Final PCB Design Revealed For The $25 Computer That Can Run Quake III

Not pictured: Jeff Bridges and Bruce Boxleitner on lightcycles.

The $25 Raspberry Pi computer (which can run Quake III) is still on track for wide release next year. The ARM GNU/Linux box is intended to affordably teach programming, and now they’ve released the Gerbers (visualization of the printed circuit board) for us to gawk at. It’s going to be a 6-layer PCB, and it’s designed to be the same exact size as a credit card (85.60mm x 53.98mm). Along with the ports and the BCM2835 chip in the center, this $25 computer should be about the thickness of a deck of cards, maybe less. Holy crap this thing is tiny and cheap. Now consider that it’s probably going to have a 700MHz ARM11 processor, 128MB of SDRAM, and enough graphics power to display 1080p videos (fuller specs here). Is this real life?

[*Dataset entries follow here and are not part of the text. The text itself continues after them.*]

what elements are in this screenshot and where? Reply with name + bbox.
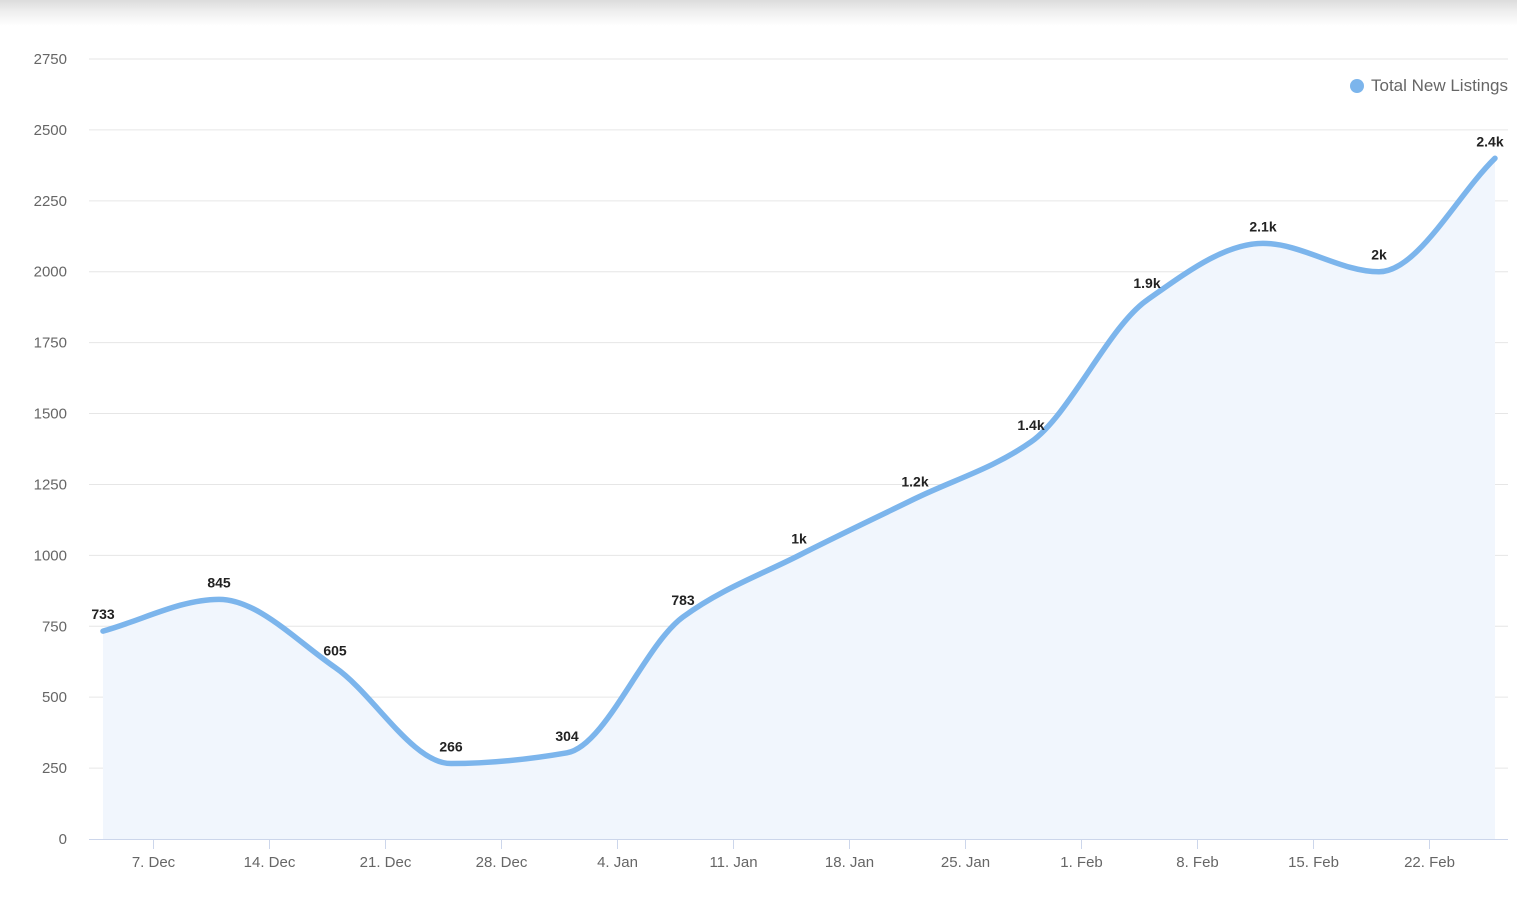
x-tick-label: 7. Dec: [132, 854, 176, 871]
y-tick-label: 2000: [34, 264, 67, 281]
data-labels: 733 845 605 266 304 783 1k 1.2k 1.4k 1.9k 2.1k 2k 2.…: [91, 133, 1504, 754]
x-tick-label: 22. Feb: [1404, 854, 1455, 871]
x-tick-label: 11. Jan: [709, 854, 757, 871]
x-tick-label: 18. Jan: [825, 854, 874, 871]
x-tick-label: 25. Jan: [941, 854, 990, 871]
data-label: 1.2k: [901, 474, 928, 490]
data-label: 2k: [1371, 247, 1387, 263]
legend-label[interactable]: Total New Listings: [1370, 76, 1508, 95]
top-shadow: [0, 0, 1517, 26]
legend[interactable]: Total New Listings: [1349, 76, 1508, 96]
data-label: 605: [323, 642, 347, 658]
y-tick-label: 750: [42, 618, 67, 635]
series-line: [100, 155, 1498, 767]
x-tick-label: 4. Jan: [597, 854, 638, 871]
y-tick-label: 2250: [34, 193, 67, 210]
y-tick-label: 1750: [34, 335, 67, 352]
data-label: 2.1k: [1249, 218, 1276, 234]
x-axis: 7. Dec 14. Dec 21. Dec 28. Dec 4. Jan 11. Jan…: [89, 839, 1508, 871]
x-tick-label: 28. Dec: [476, 854, 528, 871]
y-axis-labels: 0 250 500 750 1000 1250 1500 1750 2000 2250 2500 27…: [34, 51, 67, 848]
y-tick-label: 2500: [34, 122, 67, 139]
legend-dot-icon: [1349, 79, 1364, 93]
data-label: 304: [555, 728, 579, 744]
x-tick-label: 15. Feb: [1288, 854, 1339, 871]
y-tick-label: 250: [42, 760, 67, 777]
series-area: [103, 158, 1495, 840]
y-tick-label: 0: [59, 831, 67, 848]
y-tick-label: 1500: [34, 406, 67, 423]
x-tick-label: 8. Feb: [1176, 854, 1219, 871]
y-tick-label: 2750: [34, 51, 67, 68]
data-label: 1k: [791, 530, 807, 546]
x-tick-label: 14. Dec: [244, 854, 296, 871]
data-label: 1.9k: [1133, 275, 1160, 291]
y-tick-label: 1250: [34, 476, 67, 493]
x-tick-label: 21. Dec: [360, 854, 412, 871]
x-tick-label: 1. Feb: [1060, 854, 1103, 871]
data-label: 2.4k: [1476, 133, 1503, 149]
data-label: 266: [439, 739, 463, 755]
data-label: 783: [671, 592, 695, 608]
data-label: 1.4k: [1017, 417, 1044, 433]
data-label: 845: [207, 574, 231, 590]
data-label: 733: [91, 606, 115, 622]
y-tick-label: 500: [42, 689, 67, 706]
y-tick-label: 1000: [34, 547, 67, 564]
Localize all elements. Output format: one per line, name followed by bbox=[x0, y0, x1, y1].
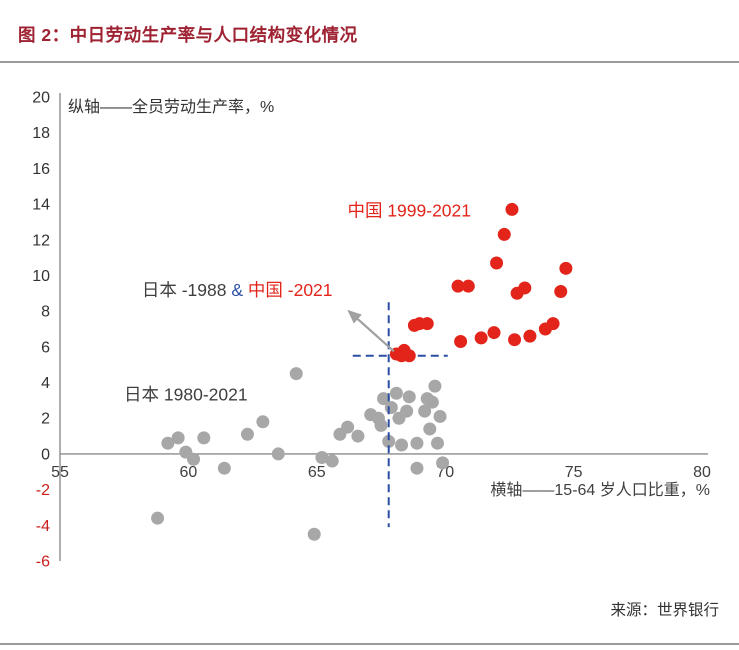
data-point-japan bbox=[436, 456, 450, 470]
data-point-japan bbox=[402, 390, 416, 404]
y-tick-label: -2 bbox=[36, 482, 50, 499]
data-point-japan bbox=[418, 404, 432, 418]
figure-title: 图 2：中日劳动生产率与人口结构变化情况 bbox=[18, 25, 358, 45]
data-point-japan bbox=[171, 431, 185, 445]
data-point-china bbox=[505, 202, 519, 216]
intersection-label-part: 中国 -2021 bbox=[243, 280, 332, 300]
data-point-japan bbox=[256, 415, 270, 429]
data-point-china bbox=[559, 261, 573, 275]
data-point-japan bbox=[161, 436, 175, 450]
data-point-japan bbox=[395, 438, 409, 452]
y-tick-label: 10 bbox=[32, 268, 50, 285]
data-point-china bbox=[402, 349, 416, 363]
x-tick-label: 80 bbox=[693, 464, 711, 481]
data-point-china bbox=[420, 317, 434, 331]
data-point-china bbox=[497, 227, 511, 241]
data-point-china bbox=[554, 285, 568, 299]
data-point-japan bbox=[410, 461, 424, 475]
data-point-china bbox=[454, 334, 468, 348]
x-tick-label: 55 bbox=[51, 464, 69, 481]
y-tick-label: 14 bbox=[32, 197, 50, 214]
data-point-china bbox=[487, 326, 501, 340]
y-tick-label: 4 bbox=[41, 375, 50, 392]
intersection-label: 日本 -1988 & 中国 -2021 bbox=[142, 280, 333, 300]
data-point-japan bbox=[374, 418, 388, 432]
data-point-japan bbox=[307, 527, 321, 541]
x-tick-label: 75 bbox=[565, 464, 583, 481]
y-tick-label: 18 bbox=[32, 125, 50, 142]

The picture to the right should give a better idea of the size the computer will be. Raspi explains:

One of our forum members has mocked up a 1:1 scale card model of the board, and put it next to a quarter for scale, with some components like those you’ll see on the real board [a stacked USB port and a cat5 connector] laid on top.

So that’s a cool business card, but I bet it doesn’t run Crysis.